Auteur : Prathik Desai
Titre original : The CLARITY Paradox : When clearer rules cloud competition
Compilation et édition : BitpushNews
Historiquement, la monnaie a rarement été neutre ; elle possède intrinsèquement une propriété d'appréciation. Bien avant l'émergence de la banque moderne, on s'attendait à ce que la détention ou le prêt de monnaie génère un rendement.
Dès le troisième millénaire avant J.-C., l'ancienne Mésopotamie pratiquait déjà la perception d'intérêts sur les prêts en argent. À partir du Ve siècle avant J.-C., la Grèce antique utilisait les prêts maritimes pour financer le commerce maritime à haut risque.

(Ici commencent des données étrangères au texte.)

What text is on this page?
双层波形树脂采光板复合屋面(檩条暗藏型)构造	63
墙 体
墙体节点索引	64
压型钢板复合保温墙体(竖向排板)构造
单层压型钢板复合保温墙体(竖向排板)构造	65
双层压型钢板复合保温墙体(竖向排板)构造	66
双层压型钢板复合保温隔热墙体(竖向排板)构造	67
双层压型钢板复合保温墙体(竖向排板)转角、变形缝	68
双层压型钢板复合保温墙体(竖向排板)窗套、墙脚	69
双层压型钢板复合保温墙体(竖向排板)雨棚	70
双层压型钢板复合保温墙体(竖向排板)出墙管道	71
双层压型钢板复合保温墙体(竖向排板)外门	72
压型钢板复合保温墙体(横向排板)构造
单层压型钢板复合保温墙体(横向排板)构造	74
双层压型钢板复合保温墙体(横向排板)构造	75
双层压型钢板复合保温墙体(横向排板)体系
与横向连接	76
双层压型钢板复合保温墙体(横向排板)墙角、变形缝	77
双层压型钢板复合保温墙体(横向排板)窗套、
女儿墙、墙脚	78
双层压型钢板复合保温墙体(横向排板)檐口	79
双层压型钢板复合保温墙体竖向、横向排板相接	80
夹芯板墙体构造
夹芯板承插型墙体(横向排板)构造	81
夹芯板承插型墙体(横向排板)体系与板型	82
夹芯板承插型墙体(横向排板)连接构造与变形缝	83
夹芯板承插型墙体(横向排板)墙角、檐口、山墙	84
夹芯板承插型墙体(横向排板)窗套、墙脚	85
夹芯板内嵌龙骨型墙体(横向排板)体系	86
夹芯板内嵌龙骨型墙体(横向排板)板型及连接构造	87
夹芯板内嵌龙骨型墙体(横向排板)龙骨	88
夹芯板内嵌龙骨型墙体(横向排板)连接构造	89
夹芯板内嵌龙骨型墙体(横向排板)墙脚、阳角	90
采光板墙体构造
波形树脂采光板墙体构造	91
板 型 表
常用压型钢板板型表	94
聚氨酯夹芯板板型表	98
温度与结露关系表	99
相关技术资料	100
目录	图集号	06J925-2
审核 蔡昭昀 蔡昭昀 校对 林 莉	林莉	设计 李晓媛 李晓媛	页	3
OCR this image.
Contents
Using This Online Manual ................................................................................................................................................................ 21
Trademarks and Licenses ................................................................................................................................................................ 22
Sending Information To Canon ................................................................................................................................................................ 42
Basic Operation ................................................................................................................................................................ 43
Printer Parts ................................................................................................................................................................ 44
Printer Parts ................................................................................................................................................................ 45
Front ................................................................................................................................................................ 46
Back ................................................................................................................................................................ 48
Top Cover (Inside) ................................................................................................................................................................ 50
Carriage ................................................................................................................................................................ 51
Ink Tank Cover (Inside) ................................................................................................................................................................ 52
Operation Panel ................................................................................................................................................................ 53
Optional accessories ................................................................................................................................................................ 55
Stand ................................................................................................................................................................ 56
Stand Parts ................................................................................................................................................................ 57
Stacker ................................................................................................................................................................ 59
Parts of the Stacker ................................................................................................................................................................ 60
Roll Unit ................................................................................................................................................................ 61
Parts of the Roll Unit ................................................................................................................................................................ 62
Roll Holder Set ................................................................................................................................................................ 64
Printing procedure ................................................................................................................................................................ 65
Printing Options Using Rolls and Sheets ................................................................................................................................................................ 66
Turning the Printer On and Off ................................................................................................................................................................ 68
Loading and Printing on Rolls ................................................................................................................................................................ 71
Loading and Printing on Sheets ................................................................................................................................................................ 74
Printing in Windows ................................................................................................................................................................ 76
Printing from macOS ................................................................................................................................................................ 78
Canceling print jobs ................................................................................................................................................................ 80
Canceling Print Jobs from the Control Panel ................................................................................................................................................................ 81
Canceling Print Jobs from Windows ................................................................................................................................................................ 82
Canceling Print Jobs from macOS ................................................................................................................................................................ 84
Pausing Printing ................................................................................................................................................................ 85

Dans ce système, le prêteur fournissait les fonds pour les marchandises d'un voyage unique d'un marchand. Si le navire faisait naufrage, il assumait la perte totale, mais en cas de retour réussi, il exigeait des intérêts élevés (généralement entre 22 % et 30 %). À Rome, l'intérêt était si profondément ancré dans la vie économique qu'il provoquait souvent des crises de la dette, rendant les allégements volontaires de la dette une nécessité politique.
À travers ces systèmes, une idée est restée constante : la monnaie n'est pas seulement un moyen passif de stocker de la valeur. Il était exceptionnel de détenir de la monnaie sans compensation. Même avec l'avènement de la finance moderne, la perception de la nature de la monnaie s'est renforcée. Les dépôts bancaires rapportent des intérêts aux épargnants. Il est généralement accepté qu'une monnaie qui ne rapporte pas perd progressivement de la valeur économique.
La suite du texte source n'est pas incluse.